There was a time at Al Nadwa palace when Haya could practise her cartwheels up and down the corridors and get muddy running around on the lawn playing football with Ali and no one said anything about having to be proper and ladylike. But now she is ten she is being given cutlery classes.
“It’s ridiculous,” Haya grumbles to Ali as she rifles through the cutlery drawers in the royal kitchen. “Frances acts as if the kingdom will rise and fall on my ability to recognise forks!” She grasps two spoons and passes one to Ali and then opens the freezer and scans the shelves. Finally she sees the tub of strawberry ice cream. Ismail must have shoved it to the back of the shelf to hide it from her. She takes the tub and digs out two big servings of it, one for her and one for Ali. Then she gets out the chocolate sprinkles.

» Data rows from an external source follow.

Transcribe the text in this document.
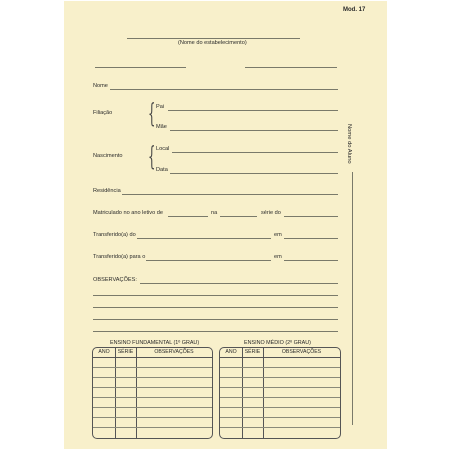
Mod. 17
(Nome do estabelecimento)
Nome
Filiação { Pai
Mãe
Nascimento { Local
Data
Residência
Matriculado no ano letivo de	na	série do
Transferido(a) do	em
Transferido(a) para o	em
OBSERVAÇÕES:
Nome do Aluno
ENSINO FUNDAMENTAL (1º GRAU)
ANO	SÉRIE	OBSERVAÇÕES
ENSINO MÉDIO (2º GRAU)
ANO	SÉRIE	OBSERVAÇÕES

“I’ve tried to explain.” Haya is shaking the sprinkles a little too vigorously and they fly all over the bench. Ali reaches out to grasp his bowl of ice cream, but Haya is not finished yet. “I told her that Bree is ready to be broken in now. She needs me. I should be at the stables – not stuck here!”
Haya absent-mindedly passes Ali his bowl. “Well, I don’t care what Frances says. I am going to be a champion showjumper and I will live with my horses and I won’t have a governess and no one will tell me what to do!”
Ali takes his bowl of ice cream and climbs up next to Haya on the kitchen bench. “I’m going to be a footballer,” he tells her. “And a soldier.”
“You might end up being a King,” Haya points out. “Like Baba.”
“Nah,” Ali says, swinging his legs over the edge of the bench. “Abdullah will be King.”